Our resident yoga-book-club introduced us to the national best-seller, Awakening the Buddha Within, by Lamas Surya Das. Well worth your read—superbly written, light on dogma and chock full of sensible practices. In the chapter on right effort, the author suggests you can build a marvelous internal living space by focusing on the four heart-titudes, otherwise known as divine abodes (or homes):

       1. Loving kindness and friendliness
       2. Compassion and empathy
       3. Joy and rejoicing
       4. Equanimity and peace of mind

Turns out we are no strangers to the four heart-titudes. (…and you know how much I love connecting the dots, no matter how Rorschach-ink-blot loose the association!) Who knew, but the four heart-titudes correlate to the Tibetan prayer recited from time to time during our opening meditation; Sally Kempton gifts it at the beginning of each of her meditation tele-sessions. Give it a try. When read with sincerity, it can melt the moment and begin to clear away the internal clutter.

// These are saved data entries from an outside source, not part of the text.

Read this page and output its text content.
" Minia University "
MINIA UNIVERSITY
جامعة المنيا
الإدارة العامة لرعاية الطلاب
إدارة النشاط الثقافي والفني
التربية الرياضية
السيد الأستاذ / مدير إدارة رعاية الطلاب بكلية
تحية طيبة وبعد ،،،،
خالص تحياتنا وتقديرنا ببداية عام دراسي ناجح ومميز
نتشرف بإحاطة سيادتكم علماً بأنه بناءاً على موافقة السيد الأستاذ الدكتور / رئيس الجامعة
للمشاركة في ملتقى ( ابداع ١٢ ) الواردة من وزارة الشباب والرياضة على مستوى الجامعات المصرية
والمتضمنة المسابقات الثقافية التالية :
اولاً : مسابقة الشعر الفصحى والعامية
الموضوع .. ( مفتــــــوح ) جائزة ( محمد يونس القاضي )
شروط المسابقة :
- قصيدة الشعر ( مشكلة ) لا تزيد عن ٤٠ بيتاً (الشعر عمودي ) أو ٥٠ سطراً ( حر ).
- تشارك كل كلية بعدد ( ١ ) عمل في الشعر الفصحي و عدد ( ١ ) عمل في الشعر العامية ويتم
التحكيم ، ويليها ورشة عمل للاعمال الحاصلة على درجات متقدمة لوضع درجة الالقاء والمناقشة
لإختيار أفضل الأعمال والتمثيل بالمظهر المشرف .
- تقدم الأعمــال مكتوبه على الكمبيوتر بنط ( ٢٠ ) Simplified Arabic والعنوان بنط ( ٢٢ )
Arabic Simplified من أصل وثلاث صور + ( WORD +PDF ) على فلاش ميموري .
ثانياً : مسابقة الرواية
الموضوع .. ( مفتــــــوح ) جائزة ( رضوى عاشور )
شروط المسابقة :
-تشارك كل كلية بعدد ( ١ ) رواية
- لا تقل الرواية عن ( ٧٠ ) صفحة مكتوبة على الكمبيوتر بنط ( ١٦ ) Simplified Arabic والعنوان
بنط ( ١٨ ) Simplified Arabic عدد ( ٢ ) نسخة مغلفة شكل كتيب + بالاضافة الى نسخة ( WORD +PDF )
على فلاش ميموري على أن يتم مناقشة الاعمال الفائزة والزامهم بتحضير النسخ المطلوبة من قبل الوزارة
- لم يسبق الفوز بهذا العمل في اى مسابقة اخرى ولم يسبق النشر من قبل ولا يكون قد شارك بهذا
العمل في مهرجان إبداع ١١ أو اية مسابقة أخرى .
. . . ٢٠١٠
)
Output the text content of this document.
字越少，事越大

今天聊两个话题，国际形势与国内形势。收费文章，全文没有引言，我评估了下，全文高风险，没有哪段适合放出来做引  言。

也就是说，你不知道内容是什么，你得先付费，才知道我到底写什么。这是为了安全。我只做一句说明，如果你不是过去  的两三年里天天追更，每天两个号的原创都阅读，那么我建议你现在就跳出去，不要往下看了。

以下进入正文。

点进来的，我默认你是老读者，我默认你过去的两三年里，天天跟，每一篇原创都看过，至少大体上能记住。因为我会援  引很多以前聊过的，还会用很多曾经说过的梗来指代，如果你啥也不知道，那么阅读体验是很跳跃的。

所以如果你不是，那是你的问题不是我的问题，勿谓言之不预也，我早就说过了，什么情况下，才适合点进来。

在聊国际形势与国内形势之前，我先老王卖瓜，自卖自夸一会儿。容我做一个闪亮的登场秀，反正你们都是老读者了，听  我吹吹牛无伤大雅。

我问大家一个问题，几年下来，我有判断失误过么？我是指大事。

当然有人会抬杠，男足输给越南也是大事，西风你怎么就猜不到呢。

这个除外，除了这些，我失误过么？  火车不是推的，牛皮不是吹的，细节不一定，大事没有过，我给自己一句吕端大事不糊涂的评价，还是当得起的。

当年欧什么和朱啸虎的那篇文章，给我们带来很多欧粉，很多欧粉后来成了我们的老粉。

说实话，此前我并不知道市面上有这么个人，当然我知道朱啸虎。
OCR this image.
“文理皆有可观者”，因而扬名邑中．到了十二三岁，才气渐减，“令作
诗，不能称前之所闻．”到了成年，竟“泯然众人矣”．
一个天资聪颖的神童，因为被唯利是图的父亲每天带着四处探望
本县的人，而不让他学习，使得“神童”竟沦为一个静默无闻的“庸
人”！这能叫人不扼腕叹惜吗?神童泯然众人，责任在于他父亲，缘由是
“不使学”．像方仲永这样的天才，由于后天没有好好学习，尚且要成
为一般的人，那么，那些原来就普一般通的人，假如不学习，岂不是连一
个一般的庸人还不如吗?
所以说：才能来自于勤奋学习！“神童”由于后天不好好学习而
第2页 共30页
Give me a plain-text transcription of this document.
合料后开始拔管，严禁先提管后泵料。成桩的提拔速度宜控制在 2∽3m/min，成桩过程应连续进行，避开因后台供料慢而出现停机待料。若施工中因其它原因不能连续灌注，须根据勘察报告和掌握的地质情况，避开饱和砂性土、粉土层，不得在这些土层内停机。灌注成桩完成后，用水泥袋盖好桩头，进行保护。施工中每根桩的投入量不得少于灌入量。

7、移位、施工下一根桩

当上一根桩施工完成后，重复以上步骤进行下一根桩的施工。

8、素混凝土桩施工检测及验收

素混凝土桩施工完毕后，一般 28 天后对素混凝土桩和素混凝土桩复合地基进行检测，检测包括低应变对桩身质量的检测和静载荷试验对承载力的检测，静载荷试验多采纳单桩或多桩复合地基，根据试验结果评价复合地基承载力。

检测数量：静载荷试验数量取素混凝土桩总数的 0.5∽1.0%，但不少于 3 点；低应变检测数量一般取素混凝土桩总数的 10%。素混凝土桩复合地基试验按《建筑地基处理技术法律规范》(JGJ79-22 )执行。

May all beings have happiness and the causes of happiness
May all beings be free of suffering and the causes of suffering
May they know the scared joy that that arises in the space beyond suffering
May they rest in equanimity that knows no grasping or hatred
May they experience the equality of all beings
May my practice be of benefit to all


And so…we similarly used our physical yoga asana practice to spruce up our inner mansions. You did a lot of heart-openers (back bends) and in the spirit of a practice that benefits all, you helped each other into handstand. No yogi was left behind. You infused each pose with whichever heart-titude struck your fancy–-you made joy, compassion, friendliness etc. right there on your mat.

Stop searching and start making.

You proved to yourself that through practice you can "make" so much of what you are searching for. Any time, any where, therein lays the latent potential of tuning in and dialing-up a heart-titude.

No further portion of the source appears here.